Nucleic acids are usually separated on agarose gels. Because of the
consistency of the gel matrix, blotting can be performed as a capillary blot
using SSC or SSPE as blotting buffer. The ideal transfer membrane is a nylon
membrane with positive surface like Nylon-Bind B.
Proteins are most often separated by acrylamide gel electrophoresis. As these gels are too restrictive for capillary blotting, Western Blots are done by electro transfer.
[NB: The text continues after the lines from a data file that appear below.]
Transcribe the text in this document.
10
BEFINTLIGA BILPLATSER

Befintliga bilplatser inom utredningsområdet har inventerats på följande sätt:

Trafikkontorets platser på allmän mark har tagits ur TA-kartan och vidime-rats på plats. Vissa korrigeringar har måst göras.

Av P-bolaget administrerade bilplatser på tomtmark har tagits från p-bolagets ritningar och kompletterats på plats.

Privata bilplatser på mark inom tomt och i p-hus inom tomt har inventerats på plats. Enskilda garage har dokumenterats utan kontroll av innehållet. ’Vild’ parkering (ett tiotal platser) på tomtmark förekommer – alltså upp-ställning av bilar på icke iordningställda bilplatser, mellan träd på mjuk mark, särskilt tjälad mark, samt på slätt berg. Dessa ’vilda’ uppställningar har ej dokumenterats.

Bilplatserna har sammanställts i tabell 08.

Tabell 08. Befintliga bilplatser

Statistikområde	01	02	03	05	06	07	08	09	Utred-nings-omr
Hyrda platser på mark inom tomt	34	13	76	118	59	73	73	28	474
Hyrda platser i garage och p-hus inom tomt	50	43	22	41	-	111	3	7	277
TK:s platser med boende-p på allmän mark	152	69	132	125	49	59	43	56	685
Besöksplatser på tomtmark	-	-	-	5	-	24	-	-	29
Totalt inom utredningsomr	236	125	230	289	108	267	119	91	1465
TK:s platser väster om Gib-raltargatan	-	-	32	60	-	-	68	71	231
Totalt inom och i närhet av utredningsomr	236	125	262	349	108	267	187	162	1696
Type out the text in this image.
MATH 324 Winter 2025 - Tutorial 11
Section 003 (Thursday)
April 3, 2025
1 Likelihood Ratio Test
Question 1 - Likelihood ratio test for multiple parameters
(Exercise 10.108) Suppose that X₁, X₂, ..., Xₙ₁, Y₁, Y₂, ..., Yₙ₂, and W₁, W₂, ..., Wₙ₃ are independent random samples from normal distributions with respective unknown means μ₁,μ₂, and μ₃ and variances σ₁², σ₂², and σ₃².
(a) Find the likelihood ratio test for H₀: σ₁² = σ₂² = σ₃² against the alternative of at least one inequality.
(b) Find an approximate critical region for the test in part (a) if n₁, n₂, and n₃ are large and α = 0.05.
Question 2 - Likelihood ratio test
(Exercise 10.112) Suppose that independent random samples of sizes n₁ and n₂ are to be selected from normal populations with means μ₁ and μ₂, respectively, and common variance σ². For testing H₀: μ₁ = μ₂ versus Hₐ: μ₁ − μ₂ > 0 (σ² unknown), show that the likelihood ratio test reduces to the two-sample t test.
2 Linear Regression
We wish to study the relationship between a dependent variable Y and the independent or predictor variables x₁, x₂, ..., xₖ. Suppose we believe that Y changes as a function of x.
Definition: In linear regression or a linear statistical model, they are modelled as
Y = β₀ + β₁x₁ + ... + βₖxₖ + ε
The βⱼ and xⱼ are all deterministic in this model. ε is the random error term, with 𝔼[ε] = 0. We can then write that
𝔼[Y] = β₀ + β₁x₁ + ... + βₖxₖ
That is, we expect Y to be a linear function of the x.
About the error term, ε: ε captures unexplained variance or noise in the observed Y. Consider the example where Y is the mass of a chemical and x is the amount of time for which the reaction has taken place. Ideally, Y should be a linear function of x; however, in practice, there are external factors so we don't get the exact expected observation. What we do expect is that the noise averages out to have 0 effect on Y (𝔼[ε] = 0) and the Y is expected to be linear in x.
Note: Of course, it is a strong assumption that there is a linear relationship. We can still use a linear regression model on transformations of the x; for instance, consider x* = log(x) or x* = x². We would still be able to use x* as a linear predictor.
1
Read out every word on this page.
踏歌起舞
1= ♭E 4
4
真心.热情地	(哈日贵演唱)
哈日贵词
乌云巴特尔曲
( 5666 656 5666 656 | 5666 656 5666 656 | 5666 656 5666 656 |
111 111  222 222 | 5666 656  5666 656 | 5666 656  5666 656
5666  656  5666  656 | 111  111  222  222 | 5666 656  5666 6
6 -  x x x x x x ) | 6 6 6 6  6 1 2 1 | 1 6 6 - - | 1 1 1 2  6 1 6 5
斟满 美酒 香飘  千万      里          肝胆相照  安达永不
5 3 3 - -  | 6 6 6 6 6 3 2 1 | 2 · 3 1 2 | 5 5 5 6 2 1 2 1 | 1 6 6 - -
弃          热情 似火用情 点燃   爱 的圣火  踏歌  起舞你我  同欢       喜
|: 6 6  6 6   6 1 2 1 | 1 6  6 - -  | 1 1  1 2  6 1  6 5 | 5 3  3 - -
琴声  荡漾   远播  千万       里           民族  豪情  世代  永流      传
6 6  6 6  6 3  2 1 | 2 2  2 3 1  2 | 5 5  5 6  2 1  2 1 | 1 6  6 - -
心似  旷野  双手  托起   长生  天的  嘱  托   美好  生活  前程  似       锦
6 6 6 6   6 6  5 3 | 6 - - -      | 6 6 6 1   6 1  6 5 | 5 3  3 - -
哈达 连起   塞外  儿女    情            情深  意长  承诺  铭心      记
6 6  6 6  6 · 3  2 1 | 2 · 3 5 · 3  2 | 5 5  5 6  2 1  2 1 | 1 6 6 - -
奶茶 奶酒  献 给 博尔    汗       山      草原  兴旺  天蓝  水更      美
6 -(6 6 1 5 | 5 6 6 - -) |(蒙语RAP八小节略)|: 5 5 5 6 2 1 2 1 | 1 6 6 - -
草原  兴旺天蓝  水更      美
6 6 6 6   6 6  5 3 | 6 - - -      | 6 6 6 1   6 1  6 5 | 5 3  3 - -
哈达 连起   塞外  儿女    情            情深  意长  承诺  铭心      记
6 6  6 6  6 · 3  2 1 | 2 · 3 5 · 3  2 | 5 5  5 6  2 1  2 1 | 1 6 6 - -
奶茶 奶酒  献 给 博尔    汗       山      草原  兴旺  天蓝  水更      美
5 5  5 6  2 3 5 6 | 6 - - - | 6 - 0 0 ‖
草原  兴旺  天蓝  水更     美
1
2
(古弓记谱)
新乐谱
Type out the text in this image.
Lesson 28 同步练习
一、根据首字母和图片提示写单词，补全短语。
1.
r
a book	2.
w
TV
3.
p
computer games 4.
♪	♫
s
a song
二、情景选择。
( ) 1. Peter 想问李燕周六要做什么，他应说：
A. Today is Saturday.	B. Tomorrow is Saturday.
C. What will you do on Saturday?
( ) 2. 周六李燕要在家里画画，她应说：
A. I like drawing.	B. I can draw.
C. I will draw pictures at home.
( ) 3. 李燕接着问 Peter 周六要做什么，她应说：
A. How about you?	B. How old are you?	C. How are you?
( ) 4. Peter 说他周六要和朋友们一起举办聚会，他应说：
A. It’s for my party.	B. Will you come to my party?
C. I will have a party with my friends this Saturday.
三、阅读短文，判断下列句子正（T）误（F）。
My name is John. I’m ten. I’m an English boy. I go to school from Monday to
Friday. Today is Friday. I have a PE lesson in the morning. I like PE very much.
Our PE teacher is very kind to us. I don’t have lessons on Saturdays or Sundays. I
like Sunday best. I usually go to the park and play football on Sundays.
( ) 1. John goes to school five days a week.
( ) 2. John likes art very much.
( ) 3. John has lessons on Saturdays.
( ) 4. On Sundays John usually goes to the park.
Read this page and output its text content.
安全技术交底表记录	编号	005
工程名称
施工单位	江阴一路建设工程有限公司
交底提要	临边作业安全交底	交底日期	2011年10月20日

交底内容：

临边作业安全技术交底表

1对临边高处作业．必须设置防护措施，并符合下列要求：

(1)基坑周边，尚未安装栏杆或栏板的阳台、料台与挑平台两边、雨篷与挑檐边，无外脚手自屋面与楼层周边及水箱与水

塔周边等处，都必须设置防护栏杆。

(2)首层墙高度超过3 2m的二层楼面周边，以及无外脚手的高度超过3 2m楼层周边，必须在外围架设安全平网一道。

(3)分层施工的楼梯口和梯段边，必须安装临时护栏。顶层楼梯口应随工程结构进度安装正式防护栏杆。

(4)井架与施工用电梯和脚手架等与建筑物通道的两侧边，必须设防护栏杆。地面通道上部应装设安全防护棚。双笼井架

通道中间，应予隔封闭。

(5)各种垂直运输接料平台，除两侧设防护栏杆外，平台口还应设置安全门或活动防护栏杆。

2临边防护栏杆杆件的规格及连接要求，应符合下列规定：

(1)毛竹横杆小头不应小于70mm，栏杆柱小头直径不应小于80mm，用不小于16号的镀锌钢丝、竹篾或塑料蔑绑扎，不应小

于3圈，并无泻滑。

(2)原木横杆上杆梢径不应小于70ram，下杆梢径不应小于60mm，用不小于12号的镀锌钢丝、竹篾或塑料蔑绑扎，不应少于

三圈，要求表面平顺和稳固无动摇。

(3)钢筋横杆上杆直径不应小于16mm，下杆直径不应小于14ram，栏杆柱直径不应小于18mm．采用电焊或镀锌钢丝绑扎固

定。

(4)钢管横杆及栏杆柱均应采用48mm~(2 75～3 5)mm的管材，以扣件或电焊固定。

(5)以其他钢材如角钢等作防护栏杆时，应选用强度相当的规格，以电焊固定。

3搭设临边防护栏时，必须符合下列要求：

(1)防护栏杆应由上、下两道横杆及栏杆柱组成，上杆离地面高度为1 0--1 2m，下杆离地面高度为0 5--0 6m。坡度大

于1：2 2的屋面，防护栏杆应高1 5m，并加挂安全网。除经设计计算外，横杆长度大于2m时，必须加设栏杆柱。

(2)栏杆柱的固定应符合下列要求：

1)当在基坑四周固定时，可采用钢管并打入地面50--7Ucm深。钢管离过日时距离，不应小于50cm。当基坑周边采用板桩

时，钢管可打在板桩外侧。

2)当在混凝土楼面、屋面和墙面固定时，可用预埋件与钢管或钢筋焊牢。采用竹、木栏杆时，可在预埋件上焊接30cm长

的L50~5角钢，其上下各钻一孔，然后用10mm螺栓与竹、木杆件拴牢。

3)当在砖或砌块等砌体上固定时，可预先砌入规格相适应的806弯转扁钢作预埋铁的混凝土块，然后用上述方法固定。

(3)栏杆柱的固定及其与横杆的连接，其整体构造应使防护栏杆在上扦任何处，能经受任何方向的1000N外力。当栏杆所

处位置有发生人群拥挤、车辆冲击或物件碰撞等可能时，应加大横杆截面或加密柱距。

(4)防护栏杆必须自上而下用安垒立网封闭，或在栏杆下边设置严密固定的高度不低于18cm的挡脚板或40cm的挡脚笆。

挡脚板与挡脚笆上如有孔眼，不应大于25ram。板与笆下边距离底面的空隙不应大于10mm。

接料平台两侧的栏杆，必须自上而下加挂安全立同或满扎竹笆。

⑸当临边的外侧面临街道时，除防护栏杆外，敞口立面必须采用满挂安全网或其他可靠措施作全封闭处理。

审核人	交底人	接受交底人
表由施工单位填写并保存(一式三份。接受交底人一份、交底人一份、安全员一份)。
Depending on the type of blotting (tank or semi-dry blotting) and the specific characteristics of the proteins, different buffers may be used for Western Blotting. For small proteins or for tank blotting after SDS PAGE Towbin Buffer is recommended, for blotting proteins after SDS PAGE or IEF by semi-dry blotting, a discontinuous buffer system is recommended. A fast and easy to use alternative for optimal semi-dry blotting is SERVA’s Xpress Blotting Kit. The buffer system enables in combination with the newly developed alternative for blotting paper, the Blotting Fleece, an efficient simultaneous transfer of high and low molecular weight proteins in only 15 minutes.
Although nitrocellulose membranes are still used for routine applications, the optimum result is achieved with PVDF membranes like Fluorobind membrane.
Fibre-reinforced nitrocellulose membranes are a good alternative to standard nitrocellulose membranes, because they allow an easier handling and cutting, stripping and repeated hybridization as well as automated immobilizing.
Detection of membrane bound antigens or nucleic acid sequences labelled with Horseradish Peroxidase (HRP) or Alkaline Phosphatase (AP) can be done with colorimetric substrates like TMB or BCIP/NBT or chemiluminescent substrates.